As Ion Mihai Pacepa, onetime director of the Romanian espionage service (DIE), later explained, the PLO was conceived at a time when the KGB was creating “liberation front” organizations throughout the Third world. Others included the National Liberation Army of Bolivia, created in 1964 with help from Ernesto “Che” Guevara, and the National Liberation Army of Colombia, created in 1965 with help from Fidel Castro. But the PLO was the KGB’s most enduring achievement.

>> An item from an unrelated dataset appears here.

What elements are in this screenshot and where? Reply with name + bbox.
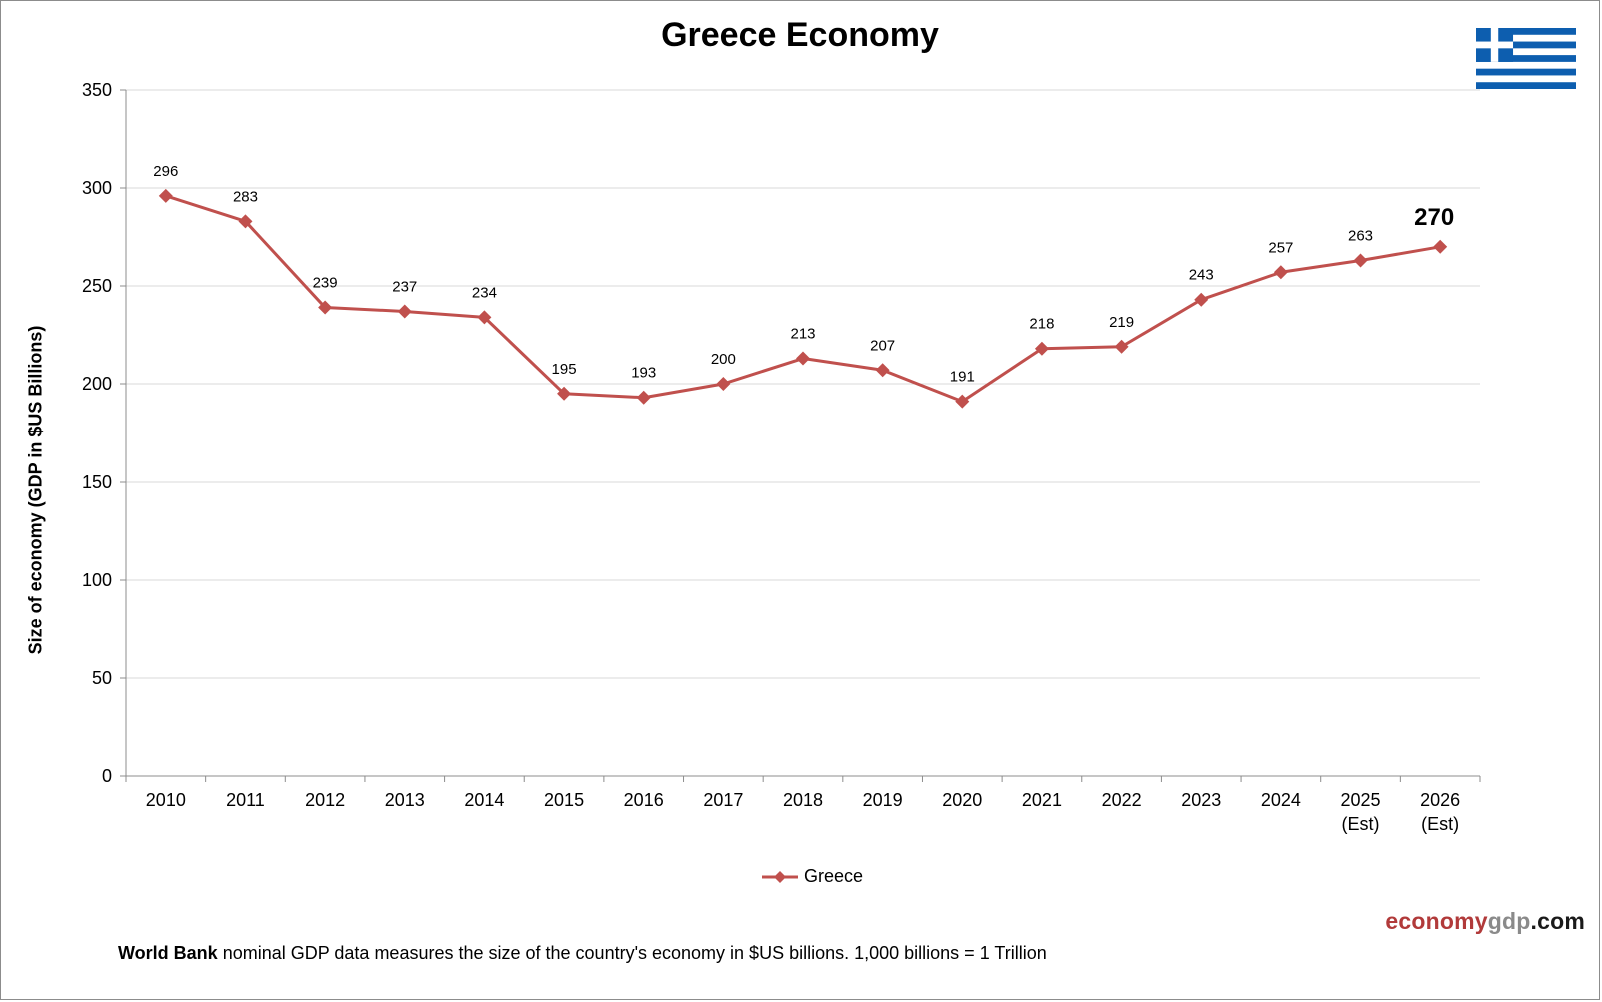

In 1964, the first PLO Council, consisting of 422 Palestinian representatives handpicked by the KGB, approved the Soviet blueprint for a Palestinian National Charter—a document drafted in Moscow—and made Ahmad Shukairy, the KGB’s agent of influence, the first PLO chairman. The Romanian intelligence service was given responsibility for providing the PLO with logistical support. Except for the arms, which were supplied by the KGB and the East German Stasi, everything, according to Ion Pacepa, “came from Bucharest. Even the PLO uniforms and the PLO stationery were manufactured in Romania free of charge, as a ‘comradely help.’ During those years, two Romanian cargo planes filled with goodies for the PLO landed in Beirut every week.”
The PLO came on the scene at a critical moment in Middle East history. At the Khartoum conference held shortly after the Six-Day war, the defeated and humiliated Arab states confronted the “new reality” of an Israel that seemed unbeatable in conventional warfare. The participants of the conference decided, among other things, to continue the war against Israel as what today would be called a “low intensity conflict.” The PLO’s Fatah forces were perfect to carry out this mission.
The Soviets not only armed and trained Palestinian terrorists but also used them to arm and train other professional terrorists by the thousands. The International Department of the Central Committee of the Communist Party (CPSU), the Soviet Security Police (KGB), and Soviet Military Intelligence (GRU) all played major roles in this effort. From the late 1960s onwards, moreover, the PLO maintained contact with other terror groups—some of them neo-Nazi and extreme right-wing groups—offering them support and supplies, training and funding.
The Soviets also built Moscow’s Patrice Lumumba People’s Friendship University to serve as a base of indoctrination and training of potential “freedom fighters” from the Third world. More specialized training in terrorism was provided at locations in Baku, Odessa, Simferopol, and
Tashkent. Mahmoud Abbas, later to succeed Yassir Arafat as head of the PLO, was a graduate of Patrice Lumumba U, where he received his Ph.D. in 1982 after completing a thesis partly based on Holocaust denial.
Cuba was also used as a base for terrorist training and Marxist indoctrination, part of a symbiotic relationship between its revolutionary cadre and the PLO. The Cuban intelligence service (DGI) was under the direct command of the KGB after 1968. Palestinian terrorists were identified in Havana as early as 1966; and in the 1970s DGI representatives were dispatched to PLO camps in Lebanon to assist terrorists being nurtured by the Popular Front for the Liberation of Palestine (PFLP). In late April 1979, an agreement was reached for the PFLP to have several hundred of its terrorists trained in Cuba, following a meeting between its chief George Habash and Cuban officials.